L’indemnité forfaitaire
L’indemnité forfaitaire ne s’appliquera que si elle est expressément intégrée dans les conditions générales de vente. L’indemnité est plafonnée et applicable par tranches :
o Pour les montants compris entre 0 et 150 euros : indemnité maximale de 20 euros
o Pour les montants compris entre 150,01 euros et 500 euros : indemnité maximale de 30 euros, augmentée de 10% de compensation sur le montant dû sur cette même tranche. Par exemple : facture de 400 euros = 30 euros + (250 euros x 10%) = 55 euros
o Pour les montants supérieurs à 500 euros : indemnité maximale de 65 euros, augmentée de 5% de compensation sur le montant dû sur cette même tranche. Par exemple : facture de 5.000 euros = 65 euros (+4.500 X5%) = 290 euros
Attention, dans tous les cas, la clause indemnitaire ne peut dépasser 2.000 euros.
Toute clause indemnitaire comportant des montants non prévus par la loi sera interdite et réputée non écrite.
Les montants précités sont destinés à couvrir de manière forfaitaire, d’une part les intérêts de retard de la dette, et d’autre part, tous les coûts du recouvrement amiable de la dette. Il ne pourra donc, en aucun cas, être réclamé, au consommateur, des montants supérieurs et/ou toute autre indemnité.
L’entreprise est libre de choisir d’appliquer uniquement des intérêts de retard ou l’indemnité forfaitaire ou bien les deux.
Enfin, l’article VI.83, 24° du Code de droit économique qui stipule que sont abusives les clauses indemnitaires qui dépassent manifestement l’étendue du préjudice susceptible d’être subi par l’entreprise, reste d’application. Partant, une entreprise qui prévoit d’emblée l’application des montants maximaux légaux susmentionnés, alors que son préjudice n’est manifestement pas aussi important, pourrait être considérée comme contrevenant à l’article VI.83, 24° du Code de droit économique.
Sanctions
Le non-respect de ces règles, par l’entreprise créancière qui procède au recouvrement de ses créances, peut conduire à l’application des sanctions suivantes :
Le consommateur est dispensé de plein droit du paiement de la clause indemnitaire (sauf si ce sont les mentions minimales du premier rappel, autres que la mention du délai pendant lequel aucune clause indemnitaire n’est appliquée, qui n’ont pas été appliquées correctement).
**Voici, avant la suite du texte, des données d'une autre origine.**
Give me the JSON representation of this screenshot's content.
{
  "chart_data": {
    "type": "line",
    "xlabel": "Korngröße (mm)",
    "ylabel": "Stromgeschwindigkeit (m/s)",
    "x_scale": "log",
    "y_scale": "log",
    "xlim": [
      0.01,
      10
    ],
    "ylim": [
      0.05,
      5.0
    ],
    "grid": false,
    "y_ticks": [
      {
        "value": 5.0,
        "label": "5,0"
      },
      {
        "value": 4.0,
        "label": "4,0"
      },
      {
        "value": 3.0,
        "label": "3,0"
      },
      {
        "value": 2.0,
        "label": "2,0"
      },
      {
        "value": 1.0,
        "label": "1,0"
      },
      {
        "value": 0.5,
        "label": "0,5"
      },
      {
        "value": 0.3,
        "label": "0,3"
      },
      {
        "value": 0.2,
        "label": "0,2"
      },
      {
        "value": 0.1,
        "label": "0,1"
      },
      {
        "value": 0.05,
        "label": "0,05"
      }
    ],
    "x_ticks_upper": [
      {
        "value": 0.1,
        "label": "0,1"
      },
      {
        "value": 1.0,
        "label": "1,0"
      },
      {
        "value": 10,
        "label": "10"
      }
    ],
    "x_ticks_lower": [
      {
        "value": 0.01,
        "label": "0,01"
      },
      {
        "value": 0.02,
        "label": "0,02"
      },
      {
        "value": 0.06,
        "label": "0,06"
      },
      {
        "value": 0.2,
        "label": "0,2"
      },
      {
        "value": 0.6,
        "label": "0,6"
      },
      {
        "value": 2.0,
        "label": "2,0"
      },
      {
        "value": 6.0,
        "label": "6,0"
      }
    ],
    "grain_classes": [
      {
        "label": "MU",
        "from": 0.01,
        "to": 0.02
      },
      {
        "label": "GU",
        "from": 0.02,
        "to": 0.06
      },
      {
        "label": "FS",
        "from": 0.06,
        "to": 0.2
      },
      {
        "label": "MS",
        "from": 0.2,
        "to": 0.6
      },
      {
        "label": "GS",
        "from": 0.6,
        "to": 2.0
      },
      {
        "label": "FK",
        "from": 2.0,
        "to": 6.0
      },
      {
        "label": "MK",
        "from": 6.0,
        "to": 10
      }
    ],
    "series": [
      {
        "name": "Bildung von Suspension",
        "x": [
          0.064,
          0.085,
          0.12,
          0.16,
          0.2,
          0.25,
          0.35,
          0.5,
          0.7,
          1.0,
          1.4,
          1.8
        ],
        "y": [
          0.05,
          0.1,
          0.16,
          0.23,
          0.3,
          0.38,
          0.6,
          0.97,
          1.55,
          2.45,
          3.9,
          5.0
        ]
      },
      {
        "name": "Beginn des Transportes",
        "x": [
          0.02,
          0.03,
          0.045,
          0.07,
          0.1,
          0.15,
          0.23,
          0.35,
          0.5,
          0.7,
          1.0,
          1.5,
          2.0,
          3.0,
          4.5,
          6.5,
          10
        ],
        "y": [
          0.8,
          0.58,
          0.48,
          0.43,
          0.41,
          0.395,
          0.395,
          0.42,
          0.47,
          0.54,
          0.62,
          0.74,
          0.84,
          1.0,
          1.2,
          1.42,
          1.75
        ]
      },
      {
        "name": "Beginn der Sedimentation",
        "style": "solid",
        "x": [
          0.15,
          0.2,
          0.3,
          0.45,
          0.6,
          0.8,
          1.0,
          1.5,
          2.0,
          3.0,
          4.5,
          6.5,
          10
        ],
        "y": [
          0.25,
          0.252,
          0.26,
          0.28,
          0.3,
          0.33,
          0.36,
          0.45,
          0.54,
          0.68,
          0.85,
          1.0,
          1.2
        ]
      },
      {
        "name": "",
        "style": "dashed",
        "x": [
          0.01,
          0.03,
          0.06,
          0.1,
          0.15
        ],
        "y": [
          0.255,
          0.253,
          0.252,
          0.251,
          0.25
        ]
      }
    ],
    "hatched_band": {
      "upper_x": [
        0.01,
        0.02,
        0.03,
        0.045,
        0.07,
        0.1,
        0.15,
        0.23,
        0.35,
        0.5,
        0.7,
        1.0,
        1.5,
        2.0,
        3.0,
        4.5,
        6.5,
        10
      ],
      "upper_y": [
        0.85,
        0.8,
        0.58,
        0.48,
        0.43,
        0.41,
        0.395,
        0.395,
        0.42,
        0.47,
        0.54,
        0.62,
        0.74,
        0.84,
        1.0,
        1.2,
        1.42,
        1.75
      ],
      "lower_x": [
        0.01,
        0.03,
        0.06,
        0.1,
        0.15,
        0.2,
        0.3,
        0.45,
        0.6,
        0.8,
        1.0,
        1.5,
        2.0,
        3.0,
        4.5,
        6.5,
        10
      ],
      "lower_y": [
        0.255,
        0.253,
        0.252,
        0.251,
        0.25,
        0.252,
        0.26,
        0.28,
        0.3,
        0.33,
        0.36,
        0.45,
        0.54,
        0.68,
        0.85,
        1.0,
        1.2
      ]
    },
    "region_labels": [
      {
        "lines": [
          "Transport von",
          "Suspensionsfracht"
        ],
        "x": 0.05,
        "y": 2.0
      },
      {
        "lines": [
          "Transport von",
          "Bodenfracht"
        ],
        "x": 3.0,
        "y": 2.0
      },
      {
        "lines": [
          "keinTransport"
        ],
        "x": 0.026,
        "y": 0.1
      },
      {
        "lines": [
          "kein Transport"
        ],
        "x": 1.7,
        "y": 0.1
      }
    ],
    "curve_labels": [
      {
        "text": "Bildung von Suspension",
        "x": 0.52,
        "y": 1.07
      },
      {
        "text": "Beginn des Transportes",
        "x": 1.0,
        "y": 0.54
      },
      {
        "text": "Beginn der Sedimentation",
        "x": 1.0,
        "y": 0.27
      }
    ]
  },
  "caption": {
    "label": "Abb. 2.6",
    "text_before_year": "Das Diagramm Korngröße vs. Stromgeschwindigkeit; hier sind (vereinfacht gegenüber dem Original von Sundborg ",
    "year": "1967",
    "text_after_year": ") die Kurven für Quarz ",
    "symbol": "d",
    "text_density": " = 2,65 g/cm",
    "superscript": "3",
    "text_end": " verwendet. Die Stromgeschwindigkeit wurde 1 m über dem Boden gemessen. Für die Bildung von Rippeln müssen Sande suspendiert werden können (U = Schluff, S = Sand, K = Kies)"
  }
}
Le juge peut considérer que tout paiement obtenu en contravention avec ces règles est considéré comme valablement fait par le consommateur, à l’égard du créancier, et qu’il doit être remboursé au consommateur par celui qui en a reçu le paiement.
Entrée en vigueur
- Ces nouvelles règles entreront en vigueur le 1er septembre 2023 pour tous les contrats conclus à compter de cette date.
- A partir du 1er décembre 2023, ces règles s’appliqueront également aux dettes issues d’un contrat conclu avant son entrée en vigueur, lorsque le retard de paiement ou le recouvrement amiable se réalise après son entrée en vigueur.